Best to wait and see what he's like on the walk, plus, good collars are expensive and he will grow faster than you can buy them!


----------



## mswhipple (Mar 7, 2011)

Oh, Morris is an adorable little guy... What a sweet face!!   

Make sure the little baby collar is strong enough that it's not likely to break during his first few potty walks. You're probably right to wait awhile before investing in a really good one.

Welcome to the forums, CatK!!


----------



## RubyRoo (Feb 1, 2011)

what a cutie! Love the name. Welcome!


----------



## MCD (May 4, 2013)

Good question. I probably needed to know that too! Dharma is 2 weeks old today. She comes home in July and I have a small collar with a snap buckle and a loop. We have a fenced in backyard at home but when I am at my parents house the yard is not. We are going to my parents house for vacation the week that she comes home and I may want to put her on a leash just for escape reasons.


----------



## mswhipple (Mar 7, 2011)

Yes, putting puppy on a leash at first is a VERY good idea! It isn't very long before they can easily outrun an adult human being. The leash keeps them safe. I can tell you this... they do not look both ways before running across the street! And once you actually have the puppy, its safety becomes your responsibility.    Always better to be safe than sorry.


----------



## CatK (May 29, 2013)

Thanks everyone that's really helpful. We went to see him again this weekend and he's such a chilled out pup. Really playful but super cuddly. We bring him home in 3 weeks!


----------



## CatK (May 29, 2013)

Just got his first tag for his collar =) 

why is that the most exciting thing that has happened today?!

V minus 10 days and counting...


----------



## R E McCraith (Nov 24, 2011)

Kat - a soft collar till 8-9mo works - but I still want it 2 V a split ring - will roll over if hung on a fence - I love the Mendotta dura soft split ring with brass ID - put it in the dishwasher & comes out shiny and new - also keep the tag end as short as possible - the collar is a cheap price 2 pay 2 keep your pup safe - as he grows update the collar !!!!!!!!!!!!


----------



## MCD (May 4, 2013)

Going to see Dharma tomorrow afternoon.
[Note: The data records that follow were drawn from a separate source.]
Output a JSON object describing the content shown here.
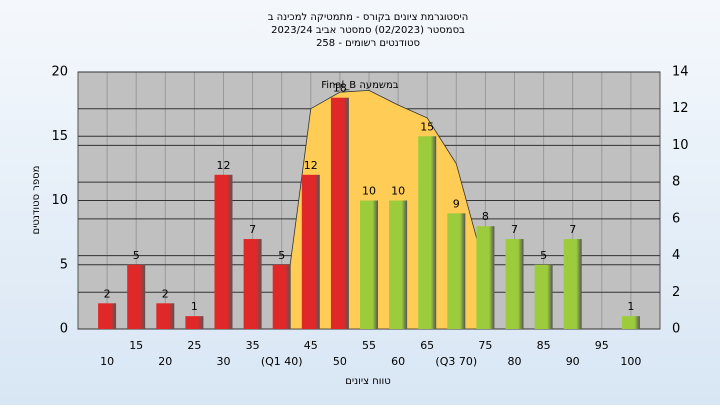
{
  "chart_data": {
    "type": "bar",
    "title": "היסטוגרמת ציונים בקורס - מתמטיקה למכינה ב",
    "subtitle": "בסמסטר  (02/2023)  סמסטר אביב 2023/24",
    "subtitle2": "סטודנטים רשומים - 258",
    "x_label": "טווח ציונים",
    "y_label": "מספר סטודנטים",
    "categories": [
      "10",
      "15",
      "20",
      "25",
      "30",
      "35",
      "(Q1 40)",
      "45",
      "50",
      "55",
      "60",
      "65",
      "(Q3 70)",
      "75",
      "80",
      "85",
      "90",
      "95",
      "100"
    ],
    "values": [
      2,
      5,
      2,
      1,
      12,
      7,
      5,
      12,
      18,
      10,
      10,
      15,
      9,
      8,
      7,
      5,
      7,
      null,
      1
    ],
    "colors": [
      "#e02828",
      "#e02828",
      "#e02828",
      "#e02828",
      "#e02828",
      "#e02828",
      "#e02828",
      "#e02828",
      "#e02828",
      "#9ccc3c",
      "#9ccc3c",
      "#9ccc3c",
      "#9ccc3c",
      "#9ccc3c",
      "#9ccc3c",
      "#9ccc3c",
      "#9ccc3c",
      "#9ccc3c",
      "#9ccc3c"
    ],
    "ylim": [
      0,
      20
    ],
    "yticks": [
      0,
      5,
      10,
      15,
      20
    ],
    "y2lim": [
      0,
      14
    ],
    "y2ticks": [
      0,
      2,
      4,
      6,
      8,
      10,
      12,
      14
    ],
    "xlim": [
      5,
      105
    ],
    "area": {
      "name": "Final_B במשמעה",
      "color": "#ffcc55",
      "axis": "y2",
      "x": [
        40,
        45,
        50,
        55,
        60,
        65,
        70,
        75
      ],
      "values": [
        0,
        12,
        12.9,
        13,
        12.2,
        11.5,
        9,
        3.2
      ]
    },
    "grid": true
  }
}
She is 3 weeks old today. We have not seen her yet. Only a quick pic of some of the 2 litters of puppies. It is funny how we get such excitement out of buying things for our Vs. I just enrolled her in puppy training for August. Can't wait to see just how smart she is.


----------



## CatK (May 29, 2013)

That IS exciting. I'm looking forward to the training too.

I will absolutely definitely be keeping an eye on his collar as he seems to grow so quickly it's crazy! I think I'll probably save the collar for going out so hopefully I snug collar won't just sneak up on me. I'll take a look at that one too, thanks for the tip.


----------



## harrigab (Aug 21, 2011)

lovely looking young chap ;D....I guess at this age he's a Morris Minor, (UK residents may "get" it lol!)


----------



## cooperman (Oct 26, 2010)

Nice one harrigab we got told all the time we got a mini cooper! Morris looks such a cutie. Enjoy, enjoy, enjoy.


----------



## MCD (May 4, 2013)

I was sooooo looking forward to seeing the puppies today BUT........ our car was rear ended and possibly totalled when we were almost there. So I didn't get to see her today. Later when I called the breeder Other people got to pick which of the puppies they wanted. Originally she would have assigned us our dogs after she picked hers. but of the 12 that were born only 9 survived. I asked her for a mellow chillin' girl. Cheri will continue to watch the puppies and pick one for us of the remaining girls. My husband who was driving is fine- but I'm not so sure I have soft tissue back injuries or whiplash. I will have to see how I feel tomorrow. Maybe next weekend we can go.


----------



## CatK (May 29, 2013)

Oh no bad luck! Hope you all feel better soon. It'll be amazing when you finally meet her xx


----------



## mswhipple (Mar 7, 2011)

Hope you are not too badly injured, MCD! Very unfortunate!!


----------